In some ways, this book is more personal than the first. As I initially wrote, I feared giving too much detail and then my editor prompted and prodded me for more. I did not expect him to ask for more information in all of the areas he did. And some of it was tough to put on paper. When I write, I think about the different people who may eventually read my words. I'm acutely aware that once it's in print, I can't take back anything I've shared. My own privacy is never that important to me, but I truly don't enjoy causing discomfort for others who place a higher value on privacy than I do. This is the only anxiety I have occasionally felt as I've written and edited Through My Eyes


In order to tell my story, I had to write about my relationship with my dad in a few places, as well as my ex-husband. Fathers play a big role in the emotional development of their daughters. My dad instilled many good things in me. He also played a role (however unintentionally) in my low sense of self-worth, which fostered some of my unhealthy choices and behaviors. This was the hardest part of the book for me because I love my dad so much. Our relationship is finally what I always wished it could be. I know he loves and accepts me just as I am. And it's apparent that he appreciates me and my love in a deeper way than at other times in our relationship. He is getting older and his health is failing. He is suffering with Parkinson's Disease. Every day is a struggle for him now. He doesn't read anymore and I know he won't read this book. I don't plan to mention it to him, even though I thank him in the acknowledgments and would love for him to be able to read it. I think he is at the point in his life where pride and privacy have lesser value. I don't think he would have a problem with what I've written other than the emotion he would feel, which might trigger physical symptoms. If he could read it without his health issues, but with the open, compassionate heart he has gained through his suffering, I believe it would be enlightening for him and he would be proud of me for trying to help others by writing. 

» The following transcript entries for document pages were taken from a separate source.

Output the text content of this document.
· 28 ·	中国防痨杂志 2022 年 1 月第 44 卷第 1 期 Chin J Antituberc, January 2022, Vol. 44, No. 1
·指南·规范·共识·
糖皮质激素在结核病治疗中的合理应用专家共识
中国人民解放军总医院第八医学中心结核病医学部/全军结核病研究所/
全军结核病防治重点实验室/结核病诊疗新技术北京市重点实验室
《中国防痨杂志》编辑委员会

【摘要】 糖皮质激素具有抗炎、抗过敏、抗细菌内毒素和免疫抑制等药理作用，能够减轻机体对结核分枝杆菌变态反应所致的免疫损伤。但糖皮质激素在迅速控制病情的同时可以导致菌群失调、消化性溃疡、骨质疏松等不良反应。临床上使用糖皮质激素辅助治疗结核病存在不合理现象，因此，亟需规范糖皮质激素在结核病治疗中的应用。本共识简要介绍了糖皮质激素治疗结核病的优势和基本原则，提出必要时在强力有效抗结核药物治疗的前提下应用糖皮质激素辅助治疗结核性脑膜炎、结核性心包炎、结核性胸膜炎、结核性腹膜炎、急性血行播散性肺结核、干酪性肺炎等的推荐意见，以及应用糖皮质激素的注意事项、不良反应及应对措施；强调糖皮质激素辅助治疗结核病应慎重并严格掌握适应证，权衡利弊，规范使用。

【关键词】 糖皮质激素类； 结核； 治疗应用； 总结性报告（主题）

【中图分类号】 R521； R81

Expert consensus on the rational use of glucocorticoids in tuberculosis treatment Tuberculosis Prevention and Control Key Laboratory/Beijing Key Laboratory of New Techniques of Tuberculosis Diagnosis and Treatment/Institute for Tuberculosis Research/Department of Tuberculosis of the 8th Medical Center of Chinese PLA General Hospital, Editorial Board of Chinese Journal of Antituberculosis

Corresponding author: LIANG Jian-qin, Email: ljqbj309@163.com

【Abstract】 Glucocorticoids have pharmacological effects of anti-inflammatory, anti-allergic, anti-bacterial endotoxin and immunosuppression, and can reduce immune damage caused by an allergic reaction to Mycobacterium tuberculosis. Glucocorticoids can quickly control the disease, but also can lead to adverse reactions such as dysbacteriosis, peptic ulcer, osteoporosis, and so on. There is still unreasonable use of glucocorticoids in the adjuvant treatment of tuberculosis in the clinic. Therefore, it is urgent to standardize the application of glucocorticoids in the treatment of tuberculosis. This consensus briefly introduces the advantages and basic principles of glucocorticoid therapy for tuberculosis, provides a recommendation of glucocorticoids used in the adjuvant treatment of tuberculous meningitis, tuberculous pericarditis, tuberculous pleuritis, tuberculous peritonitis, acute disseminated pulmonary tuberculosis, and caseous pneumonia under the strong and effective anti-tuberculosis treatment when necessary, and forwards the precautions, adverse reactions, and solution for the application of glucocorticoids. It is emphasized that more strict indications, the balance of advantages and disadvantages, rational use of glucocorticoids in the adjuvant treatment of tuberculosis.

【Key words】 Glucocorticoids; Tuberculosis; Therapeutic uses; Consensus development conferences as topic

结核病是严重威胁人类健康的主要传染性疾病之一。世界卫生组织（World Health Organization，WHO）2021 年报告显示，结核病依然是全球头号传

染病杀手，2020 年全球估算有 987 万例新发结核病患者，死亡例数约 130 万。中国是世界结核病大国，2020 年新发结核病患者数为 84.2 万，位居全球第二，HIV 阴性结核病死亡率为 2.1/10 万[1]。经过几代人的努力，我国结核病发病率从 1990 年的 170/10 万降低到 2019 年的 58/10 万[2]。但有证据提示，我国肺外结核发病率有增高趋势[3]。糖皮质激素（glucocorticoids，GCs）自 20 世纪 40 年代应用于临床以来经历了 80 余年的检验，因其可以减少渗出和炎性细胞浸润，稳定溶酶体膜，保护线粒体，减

My greatest concern with both of my books was not wanting to write anything that dishonored my parents. I was fearful of doing that with the first book and needed a lot of reassurance from others that I had not (through the writing process). I am not fearful with this book. I know my heart is as pure as a human heart can be when it comes to my intentions and my desires for this book. I hope that anyone who reads it and feels critical of me for being so open will at least feel my heart. That's about all I can ask, I guess. 


My parents chose the right name for me. They called me Stephanie all through my mom's pregnancy and I really do like that name. But Shari is better because I am driven to share. I can't imagine not sharing and relating to others. I know there are plenty of people who could not share as openly as I do. So many people have said (after the first book) "You're so brave." But I don't really feel brave. This is simply who I am. I have stopped trying to live my life according to the dictates of other people's hearts and preferences and am trying to accept and embrace the person God created me to be. That doesn't mean that I haven't needed to change. But I believe I am closer to being the person He has always intended me to be than I have ever previously been. 


The last ten years of my life have been such a profound illustration of God granting the desires of my heart. Just giving me John would have been more than enough. But God provided the life experiences, the learning, the endurance, and the writing ability to grant a "heart desire" that I never really believed would happen -- becoming an author. It doesn't matter that I'm virtually unknown and self-published and will never make money by writing. It is simply the accomplishment and the reward of knowing I may help a few people by sharing my story. I may make someone else feel less alone, less crazy, less helpless. And I know my story will offer hope to others in similar circumstances. I would love to sell a lot of books and be a successful author, don't get me wrong. But no amount of money or success could mean as much to me as one person telling me that I helped them heal or have hope.